Silsden is a village which, at the time of writing, was fearful for its future. Bradford Council's Unitary Development Plan had it earmarked for a substantial amount of house building which, those who lived there feared, would change its nature for the worse.

So it was off to Silsden that I took myself, to take a walk through it and in the fields around it and enjoy it as it was, before the builders moved in and start nibbling away at the edges of it.

For added interest I took as my guide a little book called Walking in Airedale, compiled 25 years ago by the Bradford group of the Ramblers' Association. How had Silsden changed already, I wondered, compared to when it was written. To which the answer must be, as far as this walk is concerned: not a lot.

The most obvious change came as I left the village, walking up to the top of Hillcrest Avenue and discovering a new housing estate there. The shape of things to come? But beyond that, the fields of wild flowers were much as they've always been and the view to the east, of the fields rising to Horn Crag, was open and uninterrupted by any sort of development.

But who could blame the people of Silsden for wanting things to stay as they are, when as they are is as lovely as this? My route took me through some glorious wildflower meadows and across a pretty beck and the on a high road with superb views across the Aire Valley.

Only twice did I find that I had to divert from the route set down in 1972 by the Bradford ramblers — a route which, thanks to the Bradford Countryside Service, was well way-marked along much of its length.

At one point there seemed no way I could pass in front of a farm, as instructed. Instead, after consulting my map, I headed off down a lane in search of another right of way — which I found, only to spy a large, brown bull at the far end of the field. So it was back to the map, where I discovered an easier and safer route closer to the original. There were only sheep and lambs in this field. What a relief!

The second diversion occurred after a fallen tree blocked the path down to the pretty Great Gill Beck, and I had to head up-stream to find another way across, getting my boots washed in the process.
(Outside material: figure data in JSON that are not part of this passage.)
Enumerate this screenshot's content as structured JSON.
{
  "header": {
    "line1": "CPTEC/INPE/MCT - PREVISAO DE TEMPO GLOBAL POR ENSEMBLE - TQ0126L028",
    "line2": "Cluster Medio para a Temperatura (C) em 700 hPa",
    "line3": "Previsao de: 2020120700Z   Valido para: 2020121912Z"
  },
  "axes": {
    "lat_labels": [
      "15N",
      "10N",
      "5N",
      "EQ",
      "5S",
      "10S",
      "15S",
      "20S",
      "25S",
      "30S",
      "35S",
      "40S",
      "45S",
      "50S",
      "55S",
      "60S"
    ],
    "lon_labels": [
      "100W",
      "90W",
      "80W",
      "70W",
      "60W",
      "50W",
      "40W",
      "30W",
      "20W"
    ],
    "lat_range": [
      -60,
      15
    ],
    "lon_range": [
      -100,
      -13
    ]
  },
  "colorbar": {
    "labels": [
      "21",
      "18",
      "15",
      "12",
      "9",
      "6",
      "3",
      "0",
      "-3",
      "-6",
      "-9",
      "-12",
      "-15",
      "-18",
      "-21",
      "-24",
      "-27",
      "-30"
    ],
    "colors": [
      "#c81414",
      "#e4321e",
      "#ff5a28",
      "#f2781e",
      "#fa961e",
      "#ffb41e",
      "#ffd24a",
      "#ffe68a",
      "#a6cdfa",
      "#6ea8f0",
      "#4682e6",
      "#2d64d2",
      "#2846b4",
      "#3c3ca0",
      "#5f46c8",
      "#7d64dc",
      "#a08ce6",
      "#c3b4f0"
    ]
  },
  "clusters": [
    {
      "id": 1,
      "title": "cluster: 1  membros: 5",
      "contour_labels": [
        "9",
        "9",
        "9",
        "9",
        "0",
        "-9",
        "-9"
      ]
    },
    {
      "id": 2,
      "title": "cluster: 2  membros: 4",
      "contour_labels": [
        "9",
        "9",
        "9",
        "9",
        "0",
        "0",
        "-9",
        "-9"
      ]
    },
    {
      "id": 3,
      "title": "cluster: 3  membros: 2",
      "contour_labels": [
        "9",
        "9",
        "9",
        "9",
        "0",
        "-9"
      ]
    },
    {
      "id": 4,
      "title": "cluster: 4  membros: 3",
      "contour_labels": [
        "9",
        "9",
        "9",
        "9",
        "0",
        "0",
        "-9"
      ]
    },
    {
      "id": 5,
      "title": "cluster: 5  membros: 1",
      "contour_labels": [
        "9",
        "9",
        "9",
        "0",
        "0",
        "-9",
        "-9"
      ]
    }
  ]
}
On the return route, passing through fields above Silsden Reservoir, I found myself being rounded up by a farm dog which had only minutes earlier been doing the same job with a flock of sheep and lambs. Wonderful working dogs, Border Collies, but single-minded to the point of barminess, I'm afraid!

Step by Step

  1. Leave pay-and-display car park in Silsden and walk right up main street. By bus shelter, cross road and go up street ahead, passing public toilets and then pub on left to head into Bridge Street. Cross over and go up Hillcrest Avenue, passing Co-op on right. At top of Hillcrest Avenue continue into start of track, but immediately go through stile by gate on left. Follow hedge on right, then at field corner go left up field to stile on right at top.
  2. Follow waymark left to another stile then continue with hedge on left to Hayhills Farm. Just before farm, go left over stile into lane. Turn right to reach farm road. Cross it and go over stile into field. Walk diagonally across field. Go through gate and keep trees and bubbling stream on right, then go right (again following way-mark) over clapper bridge. Continue with hedge on left to stile into garden of house. Walk up past house and along its access road to pass farm on right and reach road.
  3. Turn right here, walking past houses on left and soon taking access road to caravan site to right. Immediately before farm building, go right over two stiles in field, then turn left and walk down field to gate stile into caravan site. Go diagonally across caravan site and in same direction across next field, with old chimney on skyline ahead. At next stile, head down field with hedge on right. Meeting path at bottom, go left and descend to Foster Gill Beck. Cross, then turn right to re-cross it near confluence with Great Gill Beck and cross footbridge.
  4. After crossing, head up left away from stream as soon as you can (given that a tree-line is a bit of an obstruction) to reach a fence. Turn right. Walk along fence, or wall, or fence, over three stiles into path leading towards house. Turn left and go over stiles to road. Turn right and walk down pavement, with views of Silsden Reservoir and Aire Valley to left.
  5. Ignore first footpath sign to left, on far side of road. Instead, look for footpath sign left at top of steep hill, just past access lane to bungalow. Cross road with care. Go over stile and walk up wallside to another stile on right. Walk along with wall on right, fairly soon going over stile in it and continuing with wall and then fence and then wall again on left. Go over stile in this wall, turn right, and then soon head quarter left across field to stile just to left of house. Turn right down lane to junction and cross over to go down North Street back to centre of Silsden.

Fact File

  • Time for about four miles from centre of Silsden: two hours (if the walk is from Steeton and Silsden station, add a couple of miles and an hour).
  • Going: easy.
  • Map: OS Pathfinder 671, Keighley & Ilkley.
  • Getting there: drive up Aire Valley road from Keighley, turning left at roundabout to Silsden. Or catch train to Steeton and Silsden station from Bradford or Shipley.
  • Parking: pay-and-display on right at top end of Silsden (40p for two-and-a-half hours, or £1 for longer.
  • Refreshments (and toilets): in Silsden.